During the 1940s, '50s, '60s and early '70s, African-Americans made considerable progress. The Northside's predominantly African-American communities flourished during this period. The city could boast of having many prominent African-American churches, hotels, tourist houses, restaurants, nightclubs and businesses of all sorts. Sara Washington, a very successful business woman, owned Apex Enterprises, a small conglomerate with offices around the nation. The late C.J. Newsome, a respected and admired businessman, his wife, Gertrude, now in her 90s, and members of the Atlantic City Board of Trade fought and succeeded in bringing black conventions and events to Atlantic City. They demanded that "black tourism and historic preservation" be a part of Atlantic City's promotion and marketing programs. C.J. Newsome and the Board of Trade brought many national African-American conventions to Atlantic City such as the Omega-By-the-Sea, National NAACP Convention, National Black Mayors Convention and the International Association of Black Professional Firefighters. These conventions not only brought investments into Atlantic City, but also gave the resort diversity and prestige.

The African-American political community also gained in stature and power. The late Horace Bryant not only became a city commissioner, but also the first African-American state commissioner of insurance. The late James L. Usry, Atlantic City's first African-American mayor, Ada McClinton and Bryant were political trailblazers who opened the doors and paved the way for our next generation of political leaders.

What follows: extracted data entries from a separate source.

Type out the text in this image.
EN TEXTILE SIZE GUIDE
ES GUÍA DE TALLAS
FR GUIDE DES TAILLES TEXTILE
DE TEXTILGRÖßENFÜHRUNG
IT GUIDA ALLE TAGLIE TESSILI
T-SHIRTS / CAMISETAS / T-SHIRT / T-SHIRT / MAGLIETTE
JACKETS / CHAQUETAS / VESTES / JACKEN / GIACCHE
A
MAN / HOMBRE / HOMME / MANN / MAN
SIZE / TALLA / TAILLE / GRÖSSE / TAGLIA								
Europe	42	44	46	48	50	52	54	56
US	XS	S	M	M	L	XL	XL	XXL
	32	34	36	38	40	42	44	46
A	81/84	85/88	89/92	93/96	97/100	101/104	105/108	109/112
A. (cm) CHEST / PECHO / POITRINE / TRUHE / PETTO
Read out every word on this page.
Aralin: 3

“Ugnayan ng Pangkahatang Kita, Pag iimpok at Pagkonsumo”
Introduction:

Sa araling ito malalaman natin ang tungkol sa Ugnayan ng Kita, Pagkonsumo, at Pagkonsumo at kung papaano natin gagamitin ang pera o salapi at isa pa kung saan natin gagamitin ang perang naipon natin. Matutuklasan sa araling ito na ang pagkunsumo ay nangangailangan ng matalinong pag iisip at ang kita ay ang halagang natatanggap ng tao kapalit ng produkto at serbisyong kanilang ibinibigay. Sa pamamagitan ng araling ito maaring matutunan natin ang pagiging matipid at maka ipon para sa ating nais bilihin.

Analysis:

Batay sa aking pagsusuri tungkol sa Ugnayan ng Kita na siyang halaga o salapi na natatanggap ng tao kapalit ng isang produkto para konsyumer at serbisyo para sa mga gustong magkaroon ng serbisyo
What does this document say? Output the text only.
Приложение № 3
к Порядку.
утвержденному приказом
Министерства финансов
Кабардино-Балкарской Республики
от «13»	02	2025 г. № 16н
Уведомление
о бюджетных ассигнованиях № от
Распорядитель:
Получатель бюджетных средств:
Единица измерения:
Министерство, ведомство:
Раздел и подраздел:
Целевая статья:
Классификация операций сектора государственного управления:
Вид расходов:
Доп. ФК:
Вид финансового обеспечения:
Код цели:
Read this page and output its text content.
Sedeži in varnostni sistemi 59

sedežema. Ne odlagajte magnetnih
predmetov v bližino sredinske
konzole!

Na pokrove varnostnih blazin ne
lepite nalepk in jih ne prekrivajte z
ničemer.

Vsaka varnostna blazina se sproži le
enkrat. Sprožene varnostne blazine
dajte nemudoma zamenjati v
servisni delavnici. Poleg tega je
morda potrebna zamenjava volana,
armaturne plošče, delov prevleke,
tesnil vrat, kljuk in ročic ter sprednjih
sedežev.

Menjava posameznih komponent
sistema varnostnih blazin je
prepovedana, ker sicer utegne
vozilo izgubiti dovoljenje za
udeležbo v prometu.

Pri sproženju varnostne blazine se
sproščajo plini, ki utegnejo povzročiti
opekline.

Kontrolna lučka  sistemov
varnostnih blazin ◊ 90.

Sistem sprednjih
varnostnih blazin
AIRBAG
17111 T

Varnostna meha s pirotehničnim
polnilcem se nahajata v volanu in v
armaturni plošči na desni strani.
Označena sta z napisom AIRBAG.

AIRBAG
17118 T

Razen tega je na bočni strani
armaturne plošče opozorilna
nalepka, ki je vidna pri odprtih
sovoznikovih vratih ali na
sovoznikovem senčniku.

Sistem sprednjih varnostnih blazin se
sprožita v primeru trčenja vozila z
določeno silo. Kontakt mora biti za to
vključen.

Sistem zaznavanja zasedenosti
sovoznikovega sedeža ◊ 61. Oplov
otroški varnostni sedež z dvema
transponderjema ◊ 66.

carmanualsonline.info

Atlantic City also witnessed the rise of African-Americans in public service, like Joseph Allmond, who became one of the first black police chiefs in the nation. The late John Jasper followed by becoming the first black fire chief. Willie Clayton and Marvin Beatty, both deceased, rose to the position of director of public safety.

In the area of civil rights, the late Pierre Hollingsworth was second to none. For almost a quarter of a century, Hollingsworth presided over the local branch of the NAACP and navigated the organization through some of its most fierce battles fighting for equality and civil rights.

The careers of many world-famous entertainers, like Rosalind Cash, and world-class athletes like Art Dorrington and Pop Lloyd were launched in Atlantic City.

But perhaps one of our most celebrated claims during this period was the large number of African-American doctors who had local residences and practices right here in Atlantic City.

The late 1970s experienced a decline in the resort tourism industry, and the city embraced casino gaming as the panacea. For 30 years the industry blossomed, but today, confronted with fierce competition, it, too, is floundering.

So where does this litany of struggle, sacrifice and then success leave the African-American citizens of Atlantic City during this 2011 celebration of Black History Month?

In 2011 we find ourselves confronted with myriad social and economic dilemmas. We have high unemployment, poverty and crime that are crippling the African-American communities.

Our high school seniors had the second highest failure rate on the recent High School Proficiency Test of all schools in the county.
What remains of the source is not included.